When you attend a congregation, there is one fundamental question to be asked [a question which was brought to my attention by a friend of mine, Bill]: What was the holiest point(s) in that service? Second, ask yourself what signifiers marked off that holy point in the service. If you cannot identify the holiest point (the easier task) and what signifiers mark that part as the holiest part (the harder task), you may want to question your attendance at that service.
This gives rise to further questions for pastors: what can I do to make sure that the holiest part is recognized as the holiest part? What things in the services for which I am responsible mark that holy part off from the rest of the service (which should be holy as well, of course)?

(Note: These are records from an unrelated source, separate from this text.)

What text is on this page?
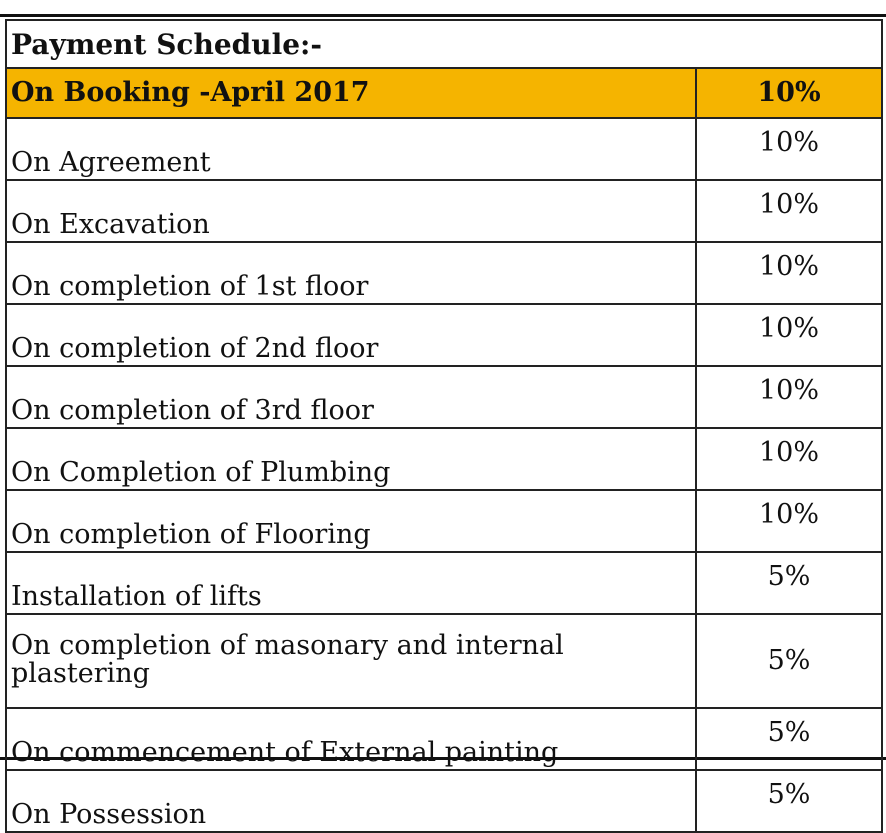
Payment Schedule:-	
On Booking -April 2017	10%
On Agreement	10%
On Excavation	10%
On completion of 1st floor	10%
On completion of 2nd floor	10%
On completion of 3rd floor	10%
On Completion of Plumbing	10%
On completion of Flooring	10%
Installation of lifts	5%
On completion of masonary and internal plastering	5%
On commencement of External painting	5%
On Possession	5%
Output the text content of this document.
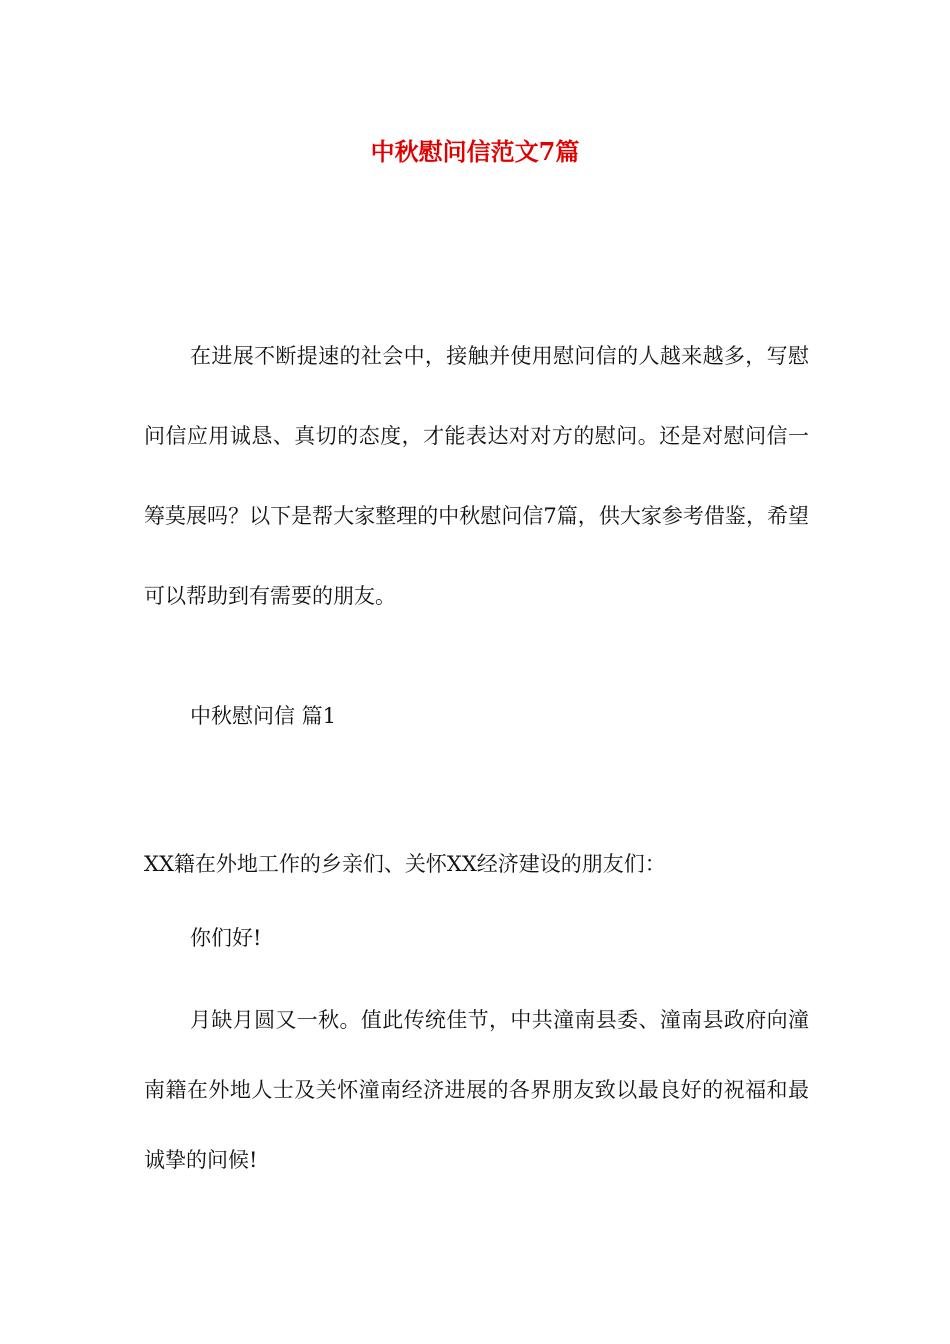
中秋慰问信范文7篇

在进展不断提速的社会中，接触并使用慰问信的人越来越多，写慰问信应用诚恳、真切的态度，才能表达对对方的慰问。还是对慰问信一筹莫展吗？以下是帮大家整理的中秋慰问信7篇，供大家参考借鉴，希望可以帮助到有需要的朋友。

中秋慰问信 篇1

XX籍在外地工作的乡亲们、关怀XX经济建设的朋友们：

你们好!

月缺月圆又一秋。值此传统佳节，中共潼南县委、潼南县政府向潼南籍在外地人士及关怀潼南经济进展的各界朋友致以最良好的祝福和最诚挚的问候!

I am thinking in a Christian context, of course, so the holiness of a Christian service cannot be simply some generic “awe” or goosebumps on the back of your neck. What is required for the holiness of the parts of a Christian service is Jesus Christ. If He is not clearly proclaimed, which means clearly given, the holiness evoked is a mere pretense.

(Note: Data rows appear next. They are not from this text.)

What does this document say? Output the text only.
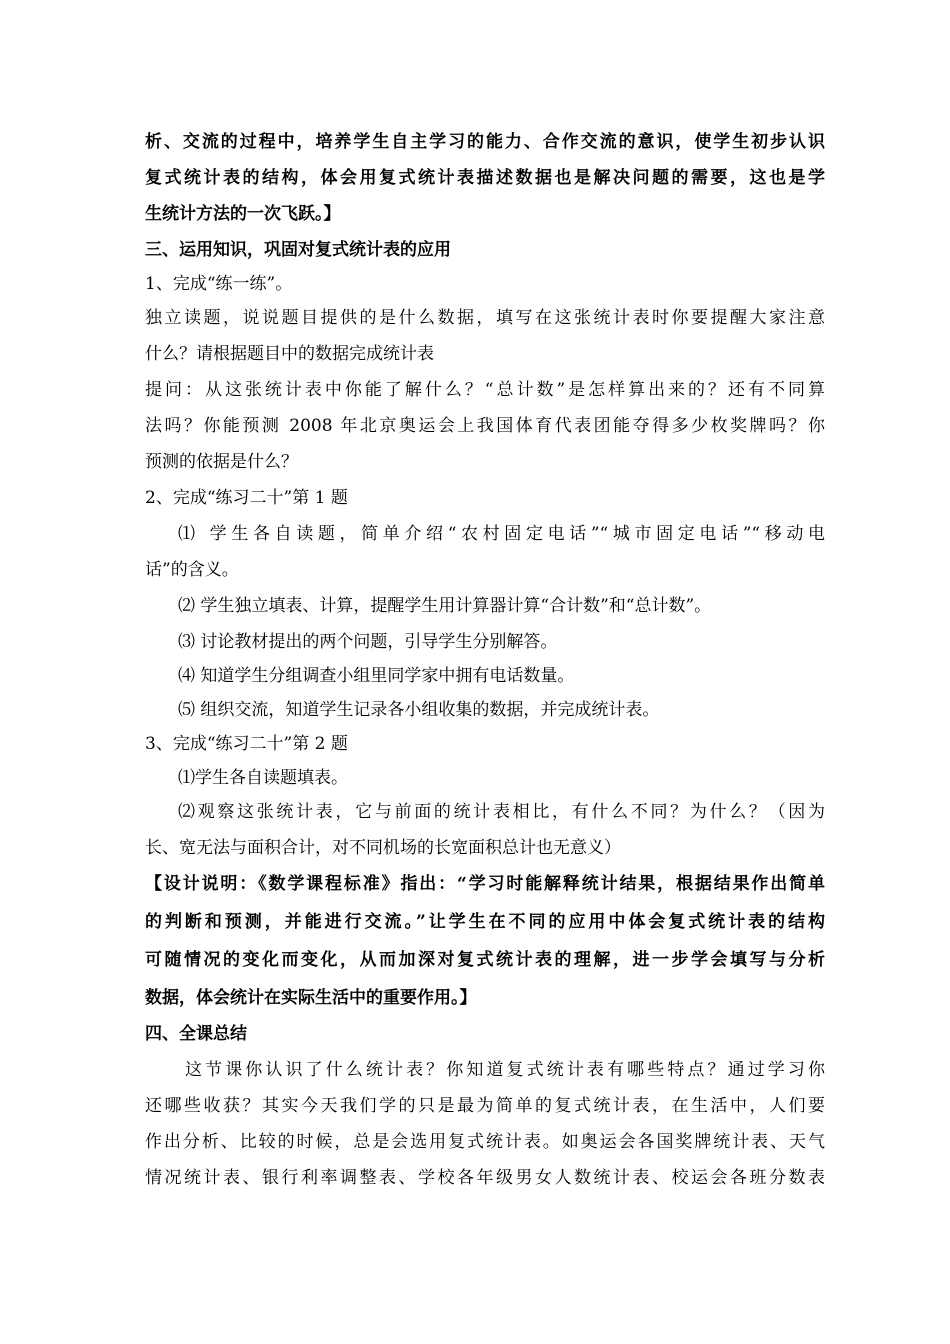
析、交流的过程中，培养学生自主学习的能力、合作交流的意识，使学生初步认识
复式统计表的结构，体会用复式统计表描述数据也是解决问题的需要，这也是学
生统计方法的一次飞跃。】
三、运用知识，巩固对复式统计表的应用
1、完成“练一练”。
独立读题，说说题目提供的是什么数据，填写在这张统计表时你要提醒大家注意
什么？请根据题目中的数据完成统计表
提问：从这张统计表中你能了解什么？“总计数”是怎样算出来的？还有不同算
法吗？你能预测 2008 年北京奥运会上我国体育代表团能夺得多少枚奖牌吗？你
预测的依据是什么？
2、完成“练习二十”第 1 题
⑴ 学生各自读题，简单介绍“农村固定电话”“城市固定电话”“移动电
话”的含义。
⑵ 学生独立填表、计算，提醒学生用计算器计算“合计数”和“总计数”。
⑶ 讨论教材提出的两个问题，引导学生分别解答。
⑷ 知道学生分组调查小组里同学家中拥有电话数量。
⑸ 组织交流，知道学生记录各小组收集的数据，并完成统计表。
3、完成“练习二十”第 2 题
⑴学生各自读题填表。
⑵观察这张统计表，它与前面的统计表相比，有什么不同？为什么？（因为
长、宽无法与面积合计，对不同机场的长宽面积总计也无意义）
【设计说明：《数学课程标准》指出：“学习时能解释统计结果，根据结果作出简单
的判断和预测，并能进行交流。”让学生在不同的应用中体会复式统计表的结构
可随情况的变化而变化，从而加深对复式统计表的理解，进一步学会填写与分析
数据，体会统计在实际生活中的重要作用。】
四、全课总结
这节课你认识了什么统计表？你知道复式统计表有哪些特点？通过学习你
还哪些收获？其实今天我们学的只是最为简单的复式统计表，在生活中，人们要
作出分析、比较的时候，总是会选用复式统计表。如奥运会各国奖牌统计表、天气
情况统计表、银行利率调整表、学校各年级男女人数统计表、校运会各班分数表
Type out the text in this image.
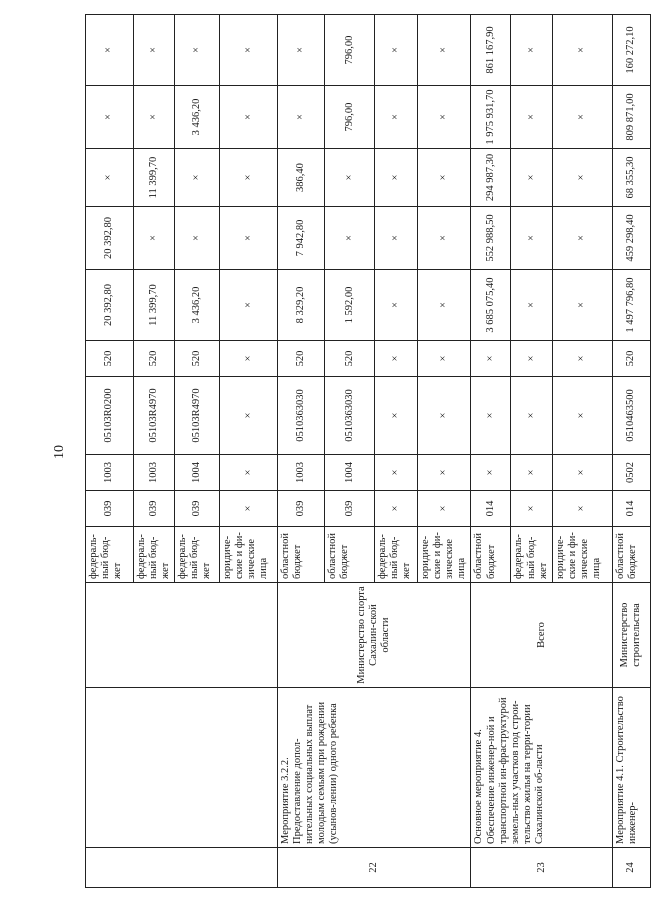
10
			федераль-ный бюд-жет	039	1003	05103R0200	520	20 392,80	20 392,80	×	×	×
			федераль-ный бюд-жет	039	1003	05103R4970	520	11 399,70	×	11 399,70	×	×
			федераль-ный бюд-жет	039	1004	05103R4970	520	3 436,20	×	×	3 436,20	×
			юридиче-ские и фи-зические лица	×	×	×	×	×	×	×	×	×
22	Мероприятие 3.2.2. Предоставление допол-нительных социальных выплат молодым семьям при рождении (усынов-лении) одного ребенка	Министерство спорта Сахалин-ской области	областной бюджет	039	1003	0510363030	520	8 329,20	7 942,80	386,40	×	×
			областной бюджет	039	1004	0510363030	520	1 592,00	×	×	796,00	796,00
			федераль-ный бюд-жет	×	×	×	×	×	×	×	×	×
			юридиче-ские и фи-зические лица	×	×	×	×	×	×	×	×	×
23	Основное мероприятие 4. Обеспечение инженер-ной и транспортной ин-фраструктурой земель-ных участков под строи-тельство жилья на терри-тории Сахалинской об-ласти	Всего	областной бюджет	014	×	×	×	3 685 075,40	552 988,50	294 987,30	1 975 931,70	861 167,90
			федераль-ный бюд-жет	×	×	×	×	×	×	×	×	×
			юридиче-ские и фи-зические лица	×	×	×	×	×	×	×	×	×
24	Мероприятие 4.1. Строительство инженер-	Министерство строительства	областной бюджет	014	0502	0510463500	520	1 497 796,80	459 298,40	68 355,30	809 871,00	160 272,10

I have been thinking about this question recently because my family and I have been attending different LCMS churches in the St. Louis area. As a graduate student, I don’t have a field work assignment, and since once I am a pastor I won’t exactly have the time to visit other churches on Sunday morning, I have been observing the way various congregations carry out the Divine Service. Some are good, some are, shall we say, not so good. Which means, as a pastor of one of the churches told me, I have a chance to learn what to do, as well as (and probably more importantly) what not to do. [Strangely, the pastor seemed apologetic about the “contemporary” (what an idiotic, completely non-descriptive word) service which we were attending.]